To further the objectives—including the ability for multiple operators (performers) to use the invention within an overlapping range—the exemplary receive process may validate the incoming RF signal. First, it may discriminate signals according to bit pattern, accepting only those signals that are recognizable as control signals coming from a remote control apparatus 100 of the type discussed herein. Subsequently, it may inspect the identifying tag present in the bit pattern, to ensure that the control signal emanates from a remote control apparatus 100 dedicated to the particular base unit 200. The timing of messages received from the one such control apparatus 100, that is to say the inter-message duration 154 (FIG. 10 a) indicates the capacitive measure.

Further, as shown in FIG. 11 b, the exemplary receive process may employ a power correlation method to enable multiplexing of multiple control signals issued simultaneously.

Those skilled in the art will recognize that a variety of RF receivers and filtering methods could be utilized to fulfill the stated functions.

Exemplary External Interfaces for Output

As mentioned earlier, the present teachings regarding wireless remote control have a wide range of applications, therefore the base unit 200 may have one or more output interfaces for supplying control signals to a variety of different types of controlled devices. In the example, the base unit 200 is configured to control audio effects type devices, for performance applications.

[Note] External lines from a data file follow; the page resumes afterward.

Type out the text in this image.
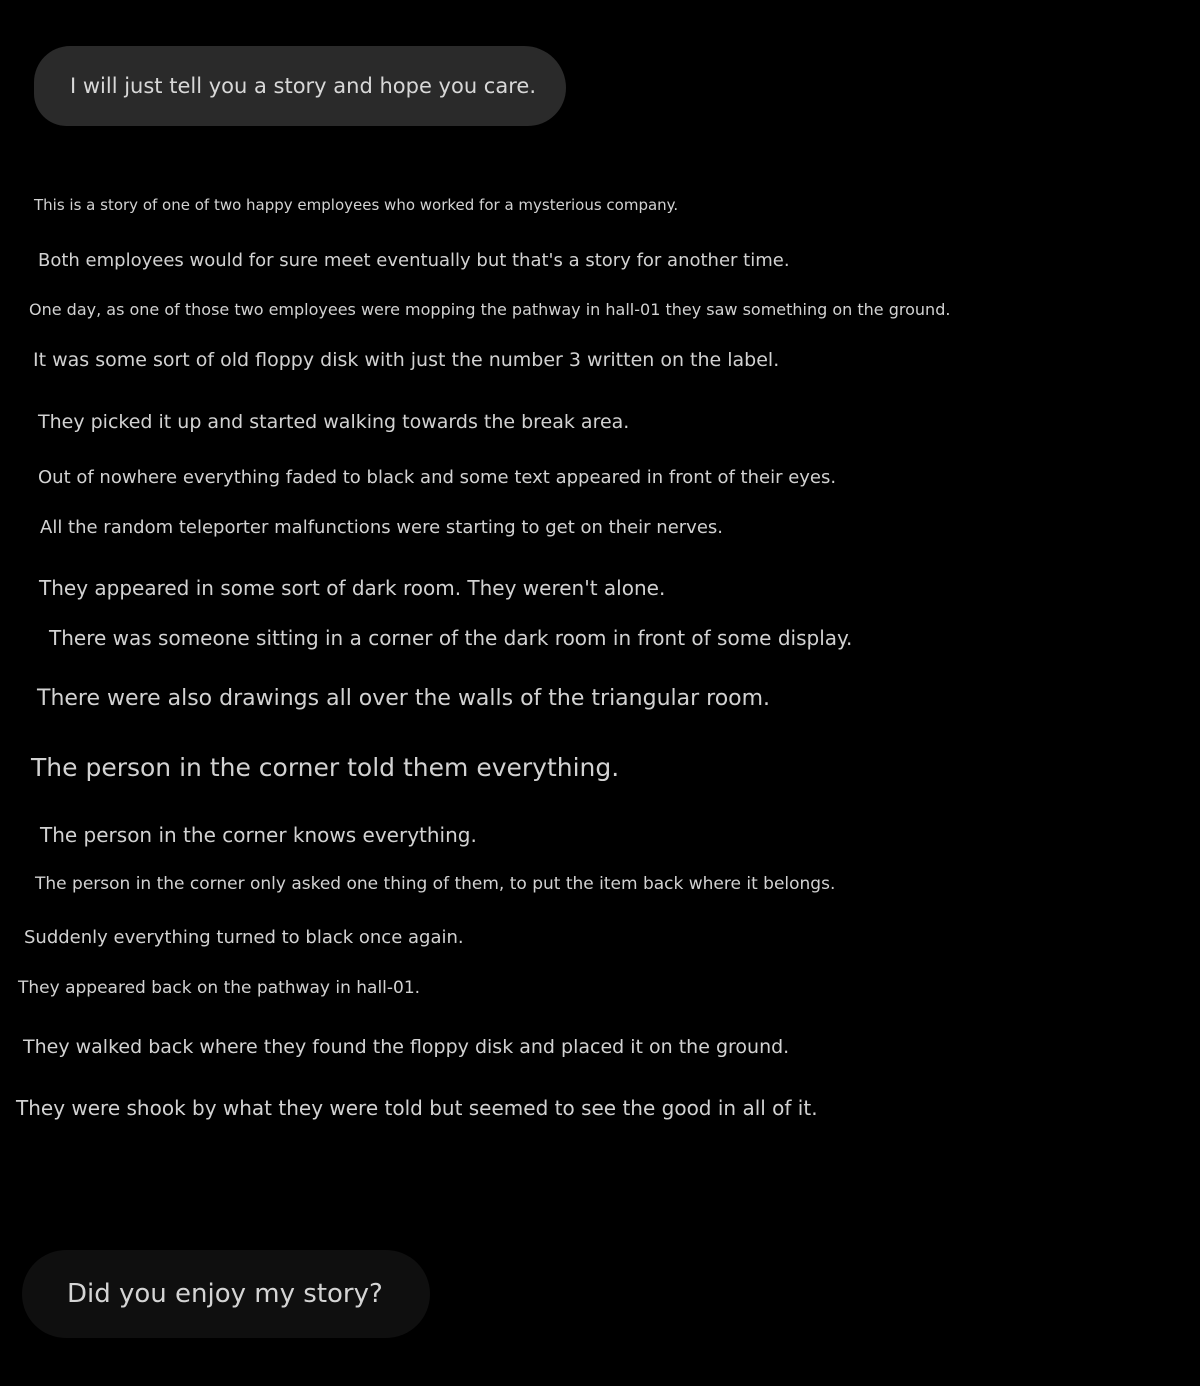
I will just tell you a story and hope you care.
This is a story of one of two happy employees who worked for a mysterious company.
Both employees would for sure meet eventually but that's a story for another time.
One day, as one of those two employees were mopping the pathway in hall-01 they saw something on the ground.
It was some sort of old floppy disk with just the number 3 written on the label.
They picked it up and started walking towards the break area.
Out of nowhere everything faded to black and some text appeared in front of their eyes.
All the random teleporter malfunctions were starting to get on their nerves.
They appeared in some sort of dark room. They weren't alone.
There was someone sitting in a corner of the dark room in front of some display.
There were also drawings all over the walls of the triangular room.
The person in the corner told them everything.
The person in the corner knows everything.
The person in the corner only asked one thing of them, to put the item back where it belongs.
Suddenly everything turned to black once again.
They appeared back on the pathway in hall-01.
They walked back where they found the floppy disk and placed it on the ground.
They were shook by what they were told but seemed to see the good in all of it.
Did you enjoy my story?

Hence, the exemplary base unit 200 may provide one or more of each type of the following external interface (I/F) outputs to components of an electronic audio system 302: a) a MIDI output I/F 206 to devices (including musical effects and instruments) that can be controlled by MIDI messages; b) an expression pedal output I/F 208 to devices (including musical effects and instruments) that can be controlled by expression pedal inputs; c) an emulated footswitch relay output I/F 207 to devices (including musical effects, amplifiers, and instruments) that can be controlled by footswitch inputs. Other interfaces may be added as dictated by the intended application.

Exemplary Control System

The exemplary base unit 200 may provide a control system 204, through a user interface that enables the operator to configure certain operating parameters related to how the base unit 200 handles input from the remote control apparatus.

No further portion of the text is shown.